Merkezlerdeki; Paris’teki, Roma’daki, Amsterdam’daki
hareketler de bu anti-emperyalist söylemden uzakta değildi.
Almanya’daki Kızıl Ordu Fraksiyonu’nun (RAF)
liderlerinden Ulrike Meinhof o zamanlarda şunları yazıyor:
RAF, İtalya’daki Kızıl Tugay, ABD’deki
Birleşik Halkların Kurtuluşu gibi şehir gerillası hareketlerinin önemi,
onların Üçüncü Dünya halklarının kurtuluş mücadeleleriyle aynı safta
emperyalizme arkadan saldırabilmeleridir.
Üçüncü Dünya halklarını ezmek ve sömürmek için
birliklerini, silahlarını, teknolojilerini, iletişim sistemlerini, kültürel
faşizmlerini ihraç ettikleri yerlerden saldırabilmeleridir.
Şehir gerillasının stratejisi budur: gerillayı,
silahlı anti-emperyalist mücadeleyi, halk savaşlarını öne çıkarmak.
Biz de ODTÜ’de, üçüncü dünyadaki halk kurtuluş
savaşlarına dikkat çekmek için bildiriler yayınlıyorduk, afişler basıyorduk,
forumlar düzenliyorduk.
Bir ara Mimarlık Fakültesi stüdyolarının bütün o dev
camlarına serigrafiyle büyük Ho Şi Min portreleri bastık.

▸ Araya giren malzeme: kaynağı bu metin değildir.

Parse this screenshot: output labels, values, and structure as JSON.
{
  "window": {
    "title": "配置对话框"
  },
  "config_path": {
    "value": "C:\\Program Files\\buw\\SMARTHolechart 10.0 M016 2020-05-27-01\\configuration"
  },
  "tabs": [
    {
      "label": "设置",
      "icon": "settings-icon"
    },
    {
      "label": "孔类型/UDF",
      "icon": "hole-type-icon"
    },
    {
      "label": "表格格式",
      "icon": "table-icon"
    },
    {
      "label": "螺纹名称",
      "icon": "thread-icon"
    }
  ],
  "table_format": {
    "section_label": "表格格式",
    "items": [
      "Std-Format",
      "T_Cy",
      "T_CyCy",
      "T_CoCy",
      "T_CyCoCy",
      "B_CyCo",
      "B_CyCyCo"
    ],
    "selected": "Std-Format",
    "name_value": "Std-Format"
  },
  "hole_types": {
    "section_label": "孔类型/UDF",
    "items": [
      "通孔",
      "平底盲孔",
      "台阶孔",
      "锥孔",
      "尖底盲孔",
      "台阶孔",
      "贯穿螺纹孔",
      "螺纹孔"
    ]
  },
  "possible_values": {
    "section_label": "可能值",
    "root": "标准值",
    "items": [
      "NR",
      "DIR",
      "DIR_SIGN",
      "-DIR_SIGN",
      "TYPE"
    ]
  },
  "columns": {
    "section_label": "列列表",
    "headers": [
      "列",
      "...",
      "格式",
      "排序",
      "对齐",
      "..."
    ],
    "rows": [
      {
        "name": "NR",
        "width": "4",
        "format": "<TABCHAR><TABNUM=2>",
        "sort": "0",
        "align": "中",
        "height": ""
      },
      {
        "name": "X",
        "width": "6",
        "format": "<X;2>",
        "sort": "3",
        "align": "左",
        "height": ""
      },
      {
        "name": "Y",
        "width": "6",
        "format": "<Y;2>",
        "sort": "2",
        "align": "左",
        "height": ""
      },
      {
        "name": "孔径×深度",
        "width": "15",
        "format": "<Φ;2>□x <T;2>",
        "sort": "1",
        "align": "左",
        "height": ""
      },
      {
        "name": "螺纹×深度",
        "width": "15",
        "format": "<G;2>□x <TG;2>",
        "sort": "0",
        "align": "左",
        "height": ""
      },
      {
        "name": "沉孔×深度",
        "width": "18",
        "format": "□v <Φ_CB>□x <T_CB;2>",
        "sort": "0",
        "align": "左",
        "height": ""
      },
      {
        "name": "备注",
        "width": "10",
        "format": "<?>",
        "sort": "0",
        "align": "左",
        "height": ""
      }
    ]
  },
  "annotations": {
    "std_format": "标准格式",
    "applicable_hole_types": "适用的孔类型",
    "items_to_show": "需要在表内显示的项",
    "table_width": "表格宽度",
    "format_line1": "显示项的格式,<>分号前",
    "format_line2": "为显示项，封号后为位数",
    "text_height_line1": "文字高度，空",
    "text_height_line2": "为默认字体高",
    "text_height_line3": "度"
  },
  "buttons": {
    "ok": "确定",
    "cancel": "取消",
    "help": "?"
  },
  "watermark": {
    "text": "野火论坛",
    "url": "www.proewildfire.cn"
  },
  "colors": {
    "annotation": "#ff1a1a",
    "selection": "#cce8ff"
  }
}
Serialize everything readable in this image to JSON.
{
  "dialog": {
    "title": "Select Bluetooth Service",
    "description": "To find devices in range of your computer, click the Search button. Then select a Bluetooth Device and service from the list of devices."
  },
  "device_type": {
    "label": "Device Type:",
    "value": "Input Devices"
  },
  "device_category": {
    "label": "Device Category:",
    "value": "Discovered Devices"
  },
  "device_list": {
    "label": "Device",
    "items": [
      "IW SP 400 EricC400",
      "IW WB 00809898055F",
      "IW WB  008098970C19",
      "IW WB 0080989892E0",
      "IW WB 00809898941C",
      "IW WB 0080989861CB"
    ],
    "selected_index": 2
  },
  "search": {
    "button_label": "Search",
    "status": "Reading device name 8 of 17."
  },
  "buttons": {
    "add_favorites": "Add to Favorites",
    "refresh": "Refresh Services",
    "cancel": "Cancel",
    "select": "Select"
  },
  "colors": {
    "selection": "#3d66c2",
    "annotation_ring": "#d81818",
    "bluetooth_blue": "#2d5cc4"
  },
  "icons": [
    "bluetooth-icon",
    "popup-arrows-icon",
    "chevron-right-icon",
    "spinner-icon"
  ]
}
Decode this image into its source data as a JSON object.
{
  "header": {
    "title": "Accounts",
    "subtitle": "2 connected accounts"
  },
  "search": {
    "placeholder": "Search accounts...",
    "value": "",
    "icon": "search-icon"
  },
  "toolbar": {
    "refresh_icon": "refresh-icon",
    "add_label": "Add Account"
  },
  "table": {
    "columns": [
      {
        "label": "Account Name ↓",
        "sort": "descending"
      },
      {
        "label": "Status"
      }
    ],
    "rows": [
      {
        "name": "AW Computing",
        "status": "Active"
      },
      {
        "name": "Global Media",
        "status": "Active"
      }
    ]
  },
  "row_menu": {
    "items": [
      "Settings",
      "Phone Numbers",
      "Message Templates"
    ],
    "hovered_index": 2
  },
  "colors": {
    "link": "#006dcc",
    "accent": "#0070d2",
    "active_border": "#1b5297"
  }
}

Ayrıca, Sosyalist Fikir Kulübü’nden birkaç arkadaşla
birlikte dünyadaki bütün anti-emperyalist hareketlerin işlendiği dev bir
pano, dev bir harita yapıyorduk ve bunu sürekli güncelleyerek yemekhanenin
girişinde sergiliyorduk.
Devamlı yabancı dergileri izliyorduk ve buralardan
kestiğimiz resimlerle, metinlerle bütün dünyadaki anti-emperyalist
mücadele hakkında öğrencileri bilgilendirmeye gayret ediyorduk.
Tabii ki aynı zamanda 1968, Türkiye entelijansiyasının, Marksizm
öğrenmeye başladığı bir dönem oldu.
Gerçi Marksist literatür 1960’dan sonra epey bir
ortaya çıkmıştı ama Marksizme ilgi 1968 ile birlikte iyice kabardı.
Ve Türkiye’de iyi-kötü Marksist bir hareketin,
sosyalist bir hareketin başlamasının yolunu açtı bu öğrenci hareketleri.